A family of Microsoft word processing software products for creating web, email, and print documents.
A property will cascade only if the initial setting of that property in the dependent style is exactly the same as the setting in the based-on style.
One way to tell whether you've gotten them right is to look at the list of defined properties in the Modify dialog of the dependent style, just below the preview panel. If the property you want to cascade isn't listed there, then its value is inherited from the based-on style. If it is listed there, then its value is different, and the property won't cascade.
The colour setting is particularly pernicious. In the default setup, the property list for the Heading 1 style says "Font color: Accent 1", referring to one of the theme colours. What it doesn't tell you is that it's the "Accent 1, 25% Darker" variant. The Heading 2, 3, and 4 styles use the plain Accent 1, while Heading 5 and 6 use "Accent 1, 50% Darker." Thus changes in the Heading 1 colour definition won't cascade to any of the other Heading styles. If you want the colour to cascade, you must modify all the styles to use the same variant of the same theme colour or one of the non-theme (standard) colours.
The alternative, if you stick with the theme colours as in the default set of styles, is to select a different set of colours to use in the theme.
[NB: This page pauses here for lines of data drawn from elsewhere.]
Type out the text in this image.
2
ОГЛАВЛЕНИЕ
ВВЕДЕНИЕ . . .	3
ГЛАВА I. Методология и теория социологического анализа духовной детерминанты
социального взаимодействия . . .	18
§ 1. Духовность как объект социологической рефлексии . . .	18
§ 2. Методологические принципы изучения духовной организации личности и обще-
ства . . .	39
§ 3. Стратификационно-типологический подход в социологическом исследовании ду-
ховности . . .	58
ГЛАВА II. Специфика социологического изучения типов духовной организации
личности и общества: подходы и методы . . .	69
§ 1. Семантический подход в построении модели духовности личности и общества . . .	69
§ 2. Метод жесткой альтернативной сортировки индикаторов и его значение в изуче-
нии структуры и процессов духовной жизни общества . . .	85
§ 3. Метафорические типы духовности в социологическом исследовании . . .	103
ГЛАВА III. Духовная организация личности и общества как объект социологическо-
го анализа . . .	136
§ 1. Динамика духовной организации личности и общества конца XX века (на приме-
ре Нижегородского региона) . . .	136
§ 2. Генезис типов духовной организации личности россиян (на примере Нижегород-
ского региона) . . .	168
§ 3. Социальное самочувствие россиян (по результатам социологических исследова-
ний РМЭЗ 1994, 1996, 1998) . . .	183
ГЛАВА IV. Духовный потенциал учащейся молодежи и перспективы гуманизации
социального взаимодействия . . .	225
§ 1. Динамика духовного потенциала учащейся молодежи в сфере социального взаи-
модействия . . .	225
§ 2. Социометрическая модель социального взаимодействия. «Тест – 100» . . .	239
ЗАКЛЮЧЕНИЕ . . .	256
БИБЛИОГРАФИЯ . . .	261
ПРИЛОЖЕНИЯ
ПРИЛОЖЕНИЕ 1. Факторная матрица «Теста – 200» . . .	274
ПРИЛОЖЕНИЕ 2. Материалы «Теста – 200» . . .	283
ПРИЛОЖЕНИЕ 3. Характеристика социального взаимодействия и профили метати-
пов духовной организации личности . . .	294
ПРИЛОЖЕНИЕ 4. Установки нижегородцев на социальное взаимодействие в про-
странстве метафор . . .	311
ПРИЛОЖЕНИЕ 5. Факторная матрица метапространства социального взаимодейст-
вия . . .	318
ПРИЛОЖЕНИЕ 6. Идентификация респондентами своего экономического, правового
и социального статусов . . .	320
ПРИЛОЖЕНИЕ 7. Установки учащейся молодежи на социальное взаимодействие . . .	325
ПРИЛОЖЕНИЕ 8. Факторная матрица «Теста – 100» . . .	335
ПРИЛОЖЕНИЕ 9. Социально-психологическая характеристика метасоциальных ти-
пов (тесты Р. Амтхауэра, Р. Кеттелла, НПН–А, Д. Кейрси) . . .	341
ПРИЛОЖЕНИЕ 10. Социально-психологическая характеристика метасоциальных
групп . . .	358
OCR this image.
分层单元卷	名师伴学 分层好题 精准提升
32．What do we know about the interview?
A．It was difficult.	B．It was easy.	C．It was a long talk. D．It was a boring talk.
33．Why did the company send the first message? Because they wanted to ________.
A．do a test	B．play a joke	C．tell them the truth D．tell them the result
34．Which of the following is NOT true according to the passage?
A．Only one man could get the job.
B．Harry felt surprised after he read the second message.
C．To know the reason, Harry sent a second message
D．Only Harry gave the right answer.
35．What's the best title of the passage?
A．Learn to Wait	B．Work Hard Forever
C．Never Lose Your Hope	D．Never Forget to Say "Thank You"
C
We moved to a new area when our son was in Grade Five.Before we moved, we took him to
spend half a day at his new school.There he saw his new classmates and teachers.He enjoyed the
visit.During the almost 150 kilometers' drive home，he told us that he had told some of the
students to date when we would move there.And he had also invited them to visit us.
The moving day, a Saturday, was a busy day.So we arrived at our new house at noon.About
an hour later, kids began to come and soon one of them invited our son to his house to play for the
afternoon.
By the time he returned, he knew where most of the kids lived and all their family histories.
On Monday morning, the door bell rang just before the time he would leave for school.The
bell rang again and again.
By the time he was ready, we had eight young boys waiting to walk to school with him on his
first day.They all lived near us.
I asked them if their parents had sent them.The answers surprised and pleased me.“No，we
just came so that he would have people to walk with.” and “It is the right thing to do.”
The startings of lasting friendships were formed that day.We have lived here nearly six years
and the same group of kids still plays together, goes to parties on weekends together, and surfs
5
On the Home tab, click the Change Styles button and choose Colors, then select a palette of colours that you find suitable or define a custom set. That will maintain the variants (darker/lighter) but switch the base colour for the Accent 1 and other selections. Similarly, you can choose different pairs of heading and body fonts by clicking Change Styles > Fonts, and the different sizes defined in the styles will be maintained while switching the fonts.